Microbes in general have been largely ignored in marine science, specifically in polar seas, given their wealth of charismatic megafauna. In Arctic sea ice, little is known about the structure of the microbial community. It is known that bacteria, Archaea, and viruses are present in sea ice in substantial numbers. However, there is essentially no data on the interactions between microbes in the ice, which may lead to further insights on their respective roles in this environment.
Researchers from the School of Fisheries and Ocean Sciences, University of Alaska Fairbanks are working toward establishing ‘metagenomic maps’ of Arctic microbial communities. A “metagenome” is an inventory of genes in a mixed population of organisms. This project will combine 19th century collections of sea ice and sediment samples with 21st century next-generation analysis tools. It is not an expedition, per se, but a research initiative that draws upon archived microbial samples.
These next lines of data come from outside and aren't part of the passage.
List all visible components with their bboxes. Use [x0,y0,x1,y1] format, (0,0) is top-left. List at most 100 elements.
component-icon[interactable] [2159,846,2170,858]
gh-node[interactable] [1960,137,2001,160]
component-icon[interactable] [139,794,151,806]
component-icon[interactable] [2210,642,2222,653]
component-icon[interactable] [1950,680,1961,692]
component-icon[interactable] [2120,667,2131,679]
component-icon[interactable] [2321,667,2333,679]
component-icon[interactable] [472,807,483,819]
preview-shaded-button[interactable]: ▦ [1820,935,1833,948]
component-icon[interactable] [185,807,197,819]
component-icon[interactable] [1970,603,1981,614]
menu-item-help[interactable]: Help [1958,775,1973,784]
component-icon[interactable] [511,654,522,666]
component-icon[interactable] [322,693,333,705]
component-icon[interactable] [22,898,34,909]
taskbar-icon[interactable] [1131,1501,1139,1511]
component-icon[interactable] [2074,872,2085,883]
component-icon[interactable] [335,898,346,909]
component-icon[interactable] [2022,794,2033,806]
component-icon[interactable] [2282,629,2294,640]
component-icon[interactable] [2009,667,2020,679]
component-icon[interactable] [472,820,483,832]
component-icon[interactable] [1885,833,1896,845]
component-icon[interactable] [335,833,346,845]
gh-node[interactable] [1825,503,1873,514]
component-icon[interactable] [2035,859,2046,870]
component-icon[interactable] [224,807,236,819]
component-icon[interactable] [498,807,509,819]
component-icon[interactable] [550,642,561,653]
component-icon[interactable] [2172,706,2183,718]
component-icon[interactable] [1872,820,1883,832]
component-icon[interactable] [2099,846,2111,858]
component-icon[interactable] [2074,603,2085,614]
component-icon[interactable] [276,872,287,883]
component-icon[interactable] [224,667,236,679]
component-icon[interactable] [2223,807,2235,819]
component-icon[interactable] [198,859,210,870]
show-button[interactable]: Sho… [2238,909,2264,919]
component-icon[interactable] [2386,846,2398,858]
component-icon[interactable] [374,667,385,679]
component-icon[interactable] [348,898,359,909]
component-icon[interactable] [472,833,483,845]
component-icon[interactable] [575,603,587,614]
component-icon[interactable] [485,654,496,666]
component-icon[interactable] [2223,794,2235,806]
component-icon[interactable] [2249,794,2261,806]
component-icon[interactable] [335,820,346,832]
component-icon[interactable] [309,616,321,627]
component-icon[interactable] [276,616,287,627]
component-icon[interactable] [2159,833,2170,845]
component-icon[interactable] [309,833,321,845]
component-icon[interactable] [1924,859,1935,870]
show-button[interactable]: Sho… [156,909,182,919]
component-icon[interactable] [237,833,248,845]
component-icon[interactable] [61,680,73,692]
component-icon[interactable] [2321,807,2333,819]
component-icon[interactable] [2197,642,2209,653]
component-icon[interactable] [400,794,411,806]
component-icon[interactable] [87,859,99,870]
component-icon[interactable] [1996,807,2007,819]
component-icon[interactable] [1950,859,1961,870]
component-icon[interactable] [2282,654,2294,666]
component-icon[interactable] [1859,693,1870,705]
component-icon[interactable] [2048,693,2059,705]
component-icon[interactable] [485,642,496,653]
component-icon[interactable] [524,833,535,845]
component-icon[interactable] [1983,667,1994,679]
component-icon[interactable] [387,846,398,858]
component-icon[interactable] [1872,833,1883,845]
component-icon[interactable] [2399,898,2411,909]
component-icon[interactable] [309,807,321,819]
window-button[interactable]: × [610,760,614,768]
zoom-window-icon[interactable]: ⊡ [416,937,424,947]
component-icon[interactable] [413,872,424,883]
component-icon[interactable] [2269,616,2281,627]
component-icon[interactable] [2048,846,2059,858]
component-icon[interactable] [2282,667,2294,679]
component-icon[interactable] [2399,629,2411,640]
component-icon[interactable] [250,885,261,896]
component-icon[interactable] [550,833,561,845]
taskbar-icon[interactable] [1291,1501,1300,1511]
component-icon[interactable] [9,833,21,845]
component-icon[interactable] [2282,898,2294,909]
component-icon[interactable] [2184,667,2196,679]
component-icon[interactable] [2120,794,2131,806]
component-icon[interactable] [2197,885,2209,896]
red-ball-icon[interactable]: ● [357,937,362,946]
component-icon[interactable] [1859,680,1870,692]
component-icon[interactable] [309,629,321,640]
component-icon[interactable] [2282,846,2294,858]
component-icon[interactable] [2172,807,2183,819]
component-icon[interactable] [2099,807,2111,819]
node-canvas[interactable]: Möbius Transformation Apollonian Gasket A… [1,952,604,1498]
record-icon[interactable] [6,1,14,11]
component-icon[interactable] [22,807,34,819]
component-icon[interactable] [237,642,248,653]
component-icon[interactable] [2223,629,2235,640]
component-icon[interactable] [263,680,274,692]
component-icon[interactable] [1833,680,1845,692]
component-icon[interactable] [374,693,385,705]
Arctic marine microbes play important roles in both ocean health and human health and wellness. In the past decade, a number of mortality events and unidentified diseases
have impacted marine mammals and the subsistence hunters that rely upon them on the western and Arctic coasts of Alaska, potentially resulting from unidentified infectious microbes or microbially produced biotoxins. Otters, seals, walruses, and polar bears have all been affected. Further south, unusually warm waters in the Gulf of Alaska have enabled the proliferation of Vibrio parahaemolyticus, a toxin-producing marine bacterium that has sickened thousands of people and negatively impacted the aquaculture industry in southeast Alaska.
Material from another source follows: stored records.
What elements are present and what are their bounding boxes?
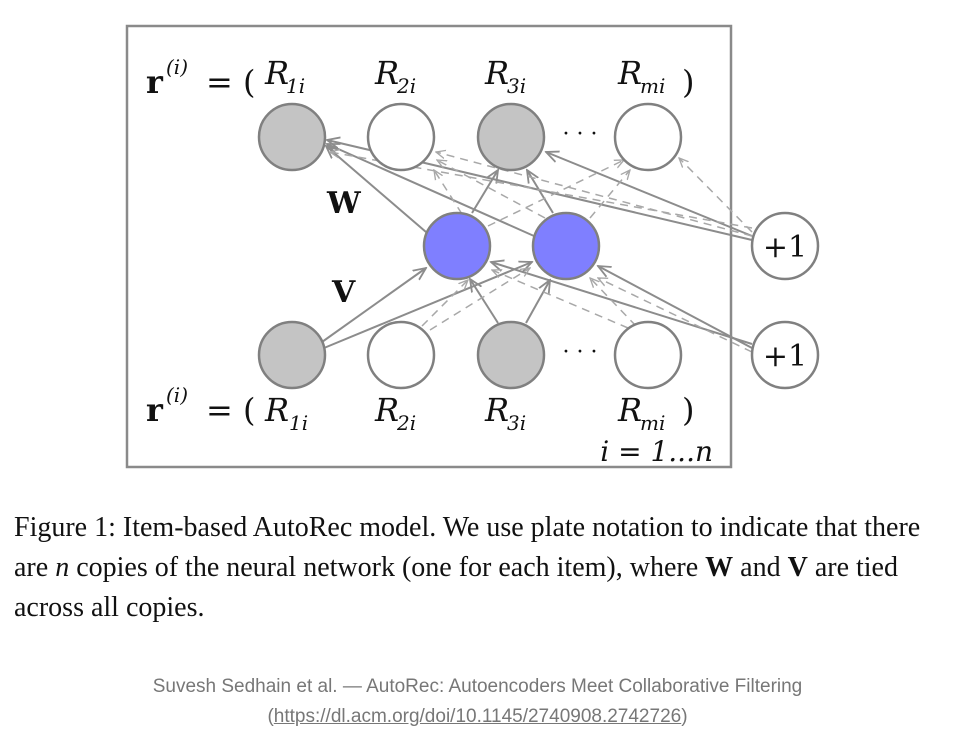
svg-text:1i: 1i bbox=[289, 411, 308, 435]
doi-link[interactable]: https://dl.acm.org/doi/10.1145/2740908.2… bbox=[273, 706, 682, 727]
svg-text:2i: 2i bbox=[396, 411, 416, 435]
svg-text:(i): (i) bbox=[166, 55, 188, 79]
edge-h2-o1 bbox=[327, 143, 535, 237]
svg-text:R: R bbox=[264, 54, 289, 92]
bias-node-bottom bbox=[750, 320, 820, 390]
image-credit: Suvesh Sedhain et al. — AutoRec: Autoenc… bbox=[0, 672, 955, 732]
bias-label-bottom: +1 bbox=[763, 339, 807, 374]
edge-r3-h1 bbox=[470, 279, 499, 324]
svg-text:= (: = ( bbox=[206, 391, 255, 429]
bias-node-top bbox=[750, 211, 820, 281]
output-node-3 bbox=[476, 102, 546, 172]
svg-text:r: r bbox=[146, 391, 164, 429]
output-node-m bbox=[613, 102, 683, 172]
input-node-m bbox=[613, 320, 683, 390]
svg-text:3i: 3i bbox=[507, 74, 526, 98]
input-node-1 bbox=[257, 320, 327, 390]
weight-label-v: V bbox=[331, 275, 356, 310]
credit-text: Suvesh Sedhain et al. — AutoRec: Autoenc… bbox=[152, 676, 803, 697]
hidden-layer bbox=[422, 211, 601, 281]
edge-h1-o1 bbox=[326, 146, 427, 233]
plate-label: i = 1...n bbox=[600, 435, 713, 468]
hidden-node-2 bbox=[531, 211, 601, 281]
svg-text:3i: 3i bbox=[507, 411, 526, 435]
svg-text:R: R bbox=[264, 391, 289, 429]
bias-nodes bbox=[750, 211, 820, 390]
ellipsis-top: · · · bbox=[563, 122, 598, 147]
output-vector-label: r (i) = ( R 1i R 2i R 3i R mi ) bbox=[146, 54, 694, 101]
hidden-node-1 bbox=[422, 211, 492, 281]
svg-text:R: R bbox=[617, 54, 642, 92]
svg-text:R: R bbox=[374, 391, 399, 429]
svg-text:R: R bbox=[617, 391, 642, 429]
autorec-diagram: +1 +1 · · · · · · W V r (i) = ( R 1i R 2… bbox=[125, 24, 820, 469]
edge-h1-o3 bbox=[471, 170, 498, 214]
output-layer bbox=[257, 102, 683, 172]
svg-text:R: R bbox=[484, 54, 509, 92]
ellipsis-bottom: · · · bbox=[563, 340, 598, 365]
svg-text:2i: 2i bbox=[396, 74, 416, 98]
edge-r1-h1 bbox=[321, 268, 426, 343]
edge-r3-h2 bbox=[525, 280, 550, 324]
svg-text:mi: mi bbox=[640, 74, 665, 98]
plate-box bbox=[125, 24, 733, 469]
output-node-2 bbox=[366, 102, 436, 172]
weight-label-w: W bbox=[326, 186, 362, 221]
credit-link-line: (https://dl.acm.org/doi/10.1145/2740908.… bbox=[267, 706, 688, 727]
svg-text:R: R bbox=[374, 54, 399, 92]
svg-text:R: R bbox=[484, 391, 509, 429]
svg-text:(i): (i) bbox=[166, 383, 188, 407]
svg-text:= (: = ( bbox=[206, 63, 255, 101]
figure-caption: Figure 1: Item-based AutoRec model. We u… bbox=[14, 512, 921, 623]
input-vector-label: r (i) = ( R 1i R 2i R 3i R mi ) bbox=[146, 383, 694, 435]
input-layer bbox=[257, 320, 683, 390]
edge-bias2-h2 bbox=[598, 266, 753, 349]
input-node-2 bbox=[366, 320, 436, 390]
svg-text:): ) bbox=[682, 63, 694, 101]
svg-text:1i: 1i bbox=[286, 74, 305, 98]
svg-text:mi: mi bbox=[640, 411, 665, 435]
svg-text:): ) bbox=[682, 391, 694, 429]
input-node-3 bbox=[476, 320, 546, 390]
output-node-1 bbox=[257, 102, 327, 172]
bias-label-top: +1 bbox=[763, 230, 807, 265]
svg-text:r: r bbox=[146, 63, 164, 101]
Toxic algal blooms are common along the Pacific coastline of Alaska, and might spread into the central Arctic with ocean currents and warming temperatures. Many questions remain unanswered about these events, including “what are the reservoirs of disease?” and “how will warming waters change the impacts of these events?”
Historically, the exploration of Arctic marine microbes has advanced at a pace comparable to mapping the seafloor using a sounding line – one hard-won data point at a time. The current state of knowledge on the microbial diversity of Arctic marine environments is comparable to a low-resolution bathymetric map – useful for avoiding major obstacles but just refined enough to lure us into a false sense of security. Advances in DNA sequencing technologies have done for biological oceanographers what multi-beam echosounders did for physical and geological oceanographers. Whereas advances in sensitivity have increased the resolution of bathymetric maps from the kilometer scale to the meter, advances in DNA sequencing capabilities have increased our biological sensitivity down to the millimeter, in comparable terms. Just as better bathymetric maps have enabled intensive exploration of seafloor mineral resources, better genomic maps will increase our ability to explore the genetic resources that allow Arctic organisms to thrive in such a harsh environment, and which are likely to play an increasingly important role in a thawing Arctic Ocean.
The primary objective of this project is to enable the discovery and characterization of the largely unknown molecular diversity of microbial communities associated with Arctic sea ice and benthic habitats using next-generation DNA sequencing technologies and cutting-edge bioinformatics approaches. This strategy is referred to as ‘metagenomic mapping.’
Specific objectives of this project are:
The coming century will bring many changes to the Arctic Ocean. To understand a change in a system we need a point of reference, or a baseline. With no baseline, it is impossible to constrain the uncertainty in a system. Big uncertainties lead to big challenges. To address those challenges, today and tomorrow, we need data. This project aims to provide baseline microbiological community data for one of the most rapidly changing regions on earth, the Arctic.